Monsoon season runs from mid-July to mid-September. Flash floods are unpredictable and can occur from storms some distance away though skies appear sunny overhead. Check the weather forecast or stop by park Visitor Centers for up-to-date information. Your safety is your responsibility.
Zion National Park will enhance the enforcement of impaired driving over Labor Day Weekend through expanded DUI checkpoints and increased road patrols for visitor safety. Zion National Park’s DUI enforcement is aimed to keep all visitors, local residents, and wildlife safe on the park’s roads. Impaired driving in Zion is especially dangerous due to the narrow roads, steep drop-offs, and sharp turns.
According to the National Highway Traffic Safety Administration, impaired driving crashes killed 10,767 people in 2016, accounting for 31 percent of all traffic-related deaths in the United States. That’s an average of one alcohol-impaired driving fatality every 50 minutes.
Zion National Park Rangers wish for all visitors to have an enjoyable and safe visit to the park. This includes obeying all traffic laws, driving sober, and appointing a designated driver if you plan on consuming alcohol.
The NPS requests visitor cooperation utilizing Leave No Trace (LNT) practices throughout Zion National Park.

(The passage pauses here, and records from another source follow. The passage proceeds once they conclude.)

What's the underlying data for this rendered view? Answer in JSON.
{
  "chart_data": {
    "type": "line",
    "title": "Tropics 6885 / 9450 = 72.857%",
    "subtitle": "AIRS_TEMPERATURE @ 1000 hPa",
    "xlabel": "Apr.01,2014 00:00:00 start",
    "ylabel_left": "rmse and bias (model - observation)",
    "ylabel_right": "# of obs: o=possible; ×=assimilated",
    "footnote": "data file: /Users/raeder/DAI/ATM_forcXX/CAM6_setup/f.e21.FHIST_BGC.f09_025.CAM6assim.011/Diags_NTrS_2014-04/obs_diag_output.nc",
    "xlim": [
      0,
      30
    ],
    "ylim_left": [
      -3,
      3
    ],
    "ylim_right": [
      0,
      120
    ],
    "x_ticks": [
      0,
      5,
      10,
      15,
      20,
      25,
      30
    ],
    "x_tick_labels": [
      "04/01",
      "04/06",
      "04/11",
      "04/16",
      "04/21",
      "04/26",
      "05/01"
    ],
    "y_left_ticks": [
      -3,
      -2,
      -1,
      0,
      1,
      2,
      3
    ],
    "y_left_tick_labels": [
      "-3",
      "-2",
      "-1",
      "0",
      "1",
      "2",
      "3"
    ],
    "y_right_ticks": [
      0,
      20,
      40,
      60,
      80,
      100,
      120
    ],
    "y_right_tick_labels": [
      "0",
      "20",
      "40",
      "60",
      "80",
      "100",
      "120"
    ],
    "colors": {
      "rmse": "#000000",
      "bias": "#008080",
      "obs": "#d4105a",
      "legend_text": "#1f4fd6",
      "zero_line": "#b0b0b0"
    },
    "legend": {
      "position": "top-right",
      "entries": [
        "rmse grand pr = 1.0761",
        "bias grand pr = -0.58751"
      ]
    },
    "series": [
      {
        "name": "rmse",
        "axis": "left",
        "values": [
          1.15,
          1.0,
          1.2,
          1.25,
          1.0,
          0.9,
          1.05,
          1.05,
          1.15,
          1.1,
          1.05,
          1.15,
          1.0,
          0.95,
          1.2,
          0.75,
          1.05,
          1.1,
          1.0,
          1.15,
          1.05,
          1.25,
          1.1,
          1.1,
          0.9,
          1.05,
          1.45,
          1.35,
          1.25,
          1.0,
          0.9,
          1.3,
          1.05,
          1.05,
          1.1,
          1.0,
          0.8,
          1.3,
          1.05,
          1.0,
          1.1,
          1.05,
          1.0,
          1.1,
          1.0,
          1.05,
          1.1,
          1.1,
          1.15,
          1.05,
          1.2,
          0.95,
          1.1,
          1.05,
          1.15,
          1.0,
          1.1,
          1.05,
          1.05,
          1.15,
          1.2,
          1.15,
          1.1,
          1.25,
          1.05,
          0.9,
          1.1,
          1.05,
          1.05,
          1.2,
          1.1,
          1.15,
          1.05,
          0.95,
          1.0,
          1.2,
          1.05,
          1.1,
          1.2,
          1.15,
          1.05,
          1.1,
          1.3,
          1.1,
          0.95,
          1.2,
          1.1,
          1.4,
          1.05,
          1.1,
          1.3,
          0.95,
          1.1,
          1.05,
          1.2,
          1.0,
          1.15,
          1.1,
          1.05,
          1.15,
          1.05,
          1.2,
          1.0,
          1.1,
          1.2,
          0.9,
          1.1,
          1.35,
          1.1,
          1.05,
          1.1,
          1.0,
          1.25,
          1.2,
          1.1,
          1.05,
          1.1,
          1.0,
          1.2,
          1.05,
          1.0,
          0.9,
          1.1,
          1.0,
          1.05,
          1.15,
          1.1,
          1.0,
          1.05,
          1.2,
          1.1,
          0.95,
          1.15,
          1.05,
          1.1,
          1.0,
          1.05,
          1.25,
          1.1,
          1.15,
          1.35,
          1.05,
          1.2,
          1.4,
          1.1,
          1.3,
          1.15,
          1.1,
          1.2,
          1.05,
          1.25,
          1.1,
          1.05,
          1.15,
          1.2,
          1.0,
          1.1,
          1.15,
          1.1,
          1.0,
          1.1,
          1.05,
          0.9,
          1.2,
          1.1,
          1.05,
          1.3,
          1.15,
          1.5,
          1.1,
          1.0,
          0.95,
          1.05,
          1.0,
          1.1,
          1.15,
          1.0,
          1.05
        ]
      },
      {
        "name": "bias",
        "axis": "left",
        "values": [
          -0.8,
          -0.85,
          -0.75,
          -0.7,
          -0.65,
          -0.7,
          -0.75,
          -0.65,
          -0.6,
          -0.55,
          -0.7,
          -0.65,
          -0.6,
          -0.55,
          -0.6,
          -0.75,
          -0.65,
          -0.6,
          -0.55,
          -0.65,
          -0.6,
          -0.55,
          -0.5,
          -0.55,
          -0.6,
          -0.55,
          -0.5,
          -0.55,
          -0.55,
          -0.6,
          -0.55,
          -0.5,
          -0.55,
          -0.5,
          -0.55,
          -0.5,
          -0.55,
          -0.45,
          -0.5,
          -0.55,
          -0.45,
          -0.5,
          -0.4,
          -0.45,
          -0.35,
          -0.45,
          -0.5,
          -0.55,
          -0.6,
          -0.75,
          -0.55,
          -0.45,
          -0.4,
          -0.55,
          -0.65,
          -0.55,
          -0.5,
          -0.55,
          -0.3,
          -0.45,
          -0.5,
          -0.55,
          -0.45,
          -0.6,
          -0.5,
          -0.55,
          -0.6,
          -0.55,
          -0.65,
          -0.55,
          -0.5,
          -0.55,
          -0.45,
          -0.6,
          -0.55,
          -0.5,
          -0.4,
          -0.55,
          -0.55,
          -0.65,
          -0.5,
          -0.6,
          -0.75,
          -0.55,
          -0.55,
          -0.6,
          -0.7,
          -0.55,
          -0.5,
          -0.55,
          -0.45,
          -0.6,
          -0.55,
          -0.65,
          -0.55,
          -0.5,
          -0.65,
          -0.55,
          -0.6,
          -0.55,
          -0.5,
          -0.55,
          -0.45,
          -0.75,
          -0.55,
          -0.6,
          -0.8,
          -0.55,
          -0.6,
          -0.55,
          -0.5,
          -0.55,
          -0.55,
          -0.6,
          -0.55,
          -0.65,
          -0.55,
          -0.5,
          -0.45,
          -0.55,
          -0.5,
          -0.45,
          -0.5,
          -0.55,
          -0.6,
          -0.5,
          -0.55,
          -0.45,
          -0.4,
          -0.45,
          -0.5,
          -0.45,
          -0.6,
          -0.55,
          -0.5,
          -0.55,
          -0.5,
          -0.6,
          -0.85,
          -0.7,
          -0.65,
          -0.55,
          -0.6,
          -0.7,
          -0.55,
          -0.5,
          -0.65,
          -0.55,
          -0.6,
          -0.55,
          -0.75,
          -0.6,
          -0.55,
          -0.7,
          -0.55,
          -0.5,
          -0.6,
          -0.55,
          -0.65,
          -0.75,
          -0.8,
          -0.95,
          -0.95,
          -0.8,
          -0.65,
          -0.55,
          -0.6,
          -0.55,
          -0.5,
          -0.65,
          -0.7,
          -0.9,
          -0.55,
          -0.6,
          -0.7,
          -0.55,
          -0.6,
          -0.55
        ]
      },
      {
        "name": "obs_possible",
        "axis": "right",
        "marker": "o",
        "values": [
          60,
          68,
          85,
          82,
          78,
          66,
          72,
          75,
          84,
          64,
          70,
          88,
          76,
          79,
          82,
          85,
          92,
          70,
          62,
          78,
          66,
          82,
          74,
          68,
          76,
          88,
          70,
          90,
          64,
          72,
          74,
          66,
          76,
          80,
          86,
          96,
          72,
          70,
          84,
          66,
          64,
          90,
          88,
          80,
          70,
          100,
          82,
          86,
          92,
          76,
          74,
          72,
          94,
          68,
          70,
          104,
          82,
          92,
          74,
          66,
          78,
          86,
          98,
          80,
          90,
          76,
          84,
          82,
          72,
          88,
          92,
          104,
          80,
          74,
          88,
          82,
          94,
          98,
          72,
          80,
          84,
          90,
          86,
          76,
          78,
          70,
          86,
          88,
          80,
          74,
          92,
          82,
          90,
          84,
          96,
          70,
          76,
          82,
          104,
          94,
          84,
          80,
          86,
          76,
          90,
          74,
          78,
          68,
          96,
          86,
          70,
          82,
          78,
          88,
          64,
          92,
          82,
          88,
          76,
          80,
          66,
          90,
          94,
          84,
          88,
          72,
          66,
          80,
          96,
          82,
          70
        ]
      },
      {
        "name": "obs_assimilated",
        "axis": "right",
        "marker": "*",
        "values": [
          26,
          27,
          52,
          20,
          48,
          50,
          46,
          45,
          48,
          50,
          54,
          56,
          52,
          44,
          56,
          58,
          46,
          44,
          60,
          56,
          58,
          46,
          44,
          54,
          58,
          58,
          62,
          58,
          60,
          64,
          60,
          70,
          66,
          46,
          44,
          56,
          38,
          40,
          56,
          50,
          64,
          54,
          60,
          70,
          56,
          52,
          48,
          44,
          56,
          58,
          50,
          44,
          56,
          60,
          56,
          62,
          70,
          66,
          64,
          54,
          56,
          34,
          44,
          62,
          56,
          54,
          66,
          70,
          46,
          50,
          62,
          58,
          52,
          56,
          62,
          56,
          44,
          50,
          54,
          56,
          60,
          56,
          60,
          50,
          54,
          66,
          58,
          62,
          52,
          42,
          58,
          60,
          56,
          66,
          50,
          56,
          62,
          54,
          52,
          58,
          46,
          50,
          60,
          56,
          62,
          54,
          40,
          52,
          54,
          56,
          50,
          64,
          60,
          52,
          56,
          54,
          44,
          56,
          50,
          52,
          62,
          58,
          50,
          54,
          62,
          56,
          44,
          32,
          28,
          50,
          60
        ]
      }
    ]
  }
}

Following these LNT principles and tips helps to protect the natural and cultural resources of Zion National Park during your visit. The park also encourages visitors to take the Zion National Park Pledge. The Zion Pledge is a personal promise you can make to protect yourself and the park. Please share your #ZionPledge story on social media and encourage family and friends to do the same.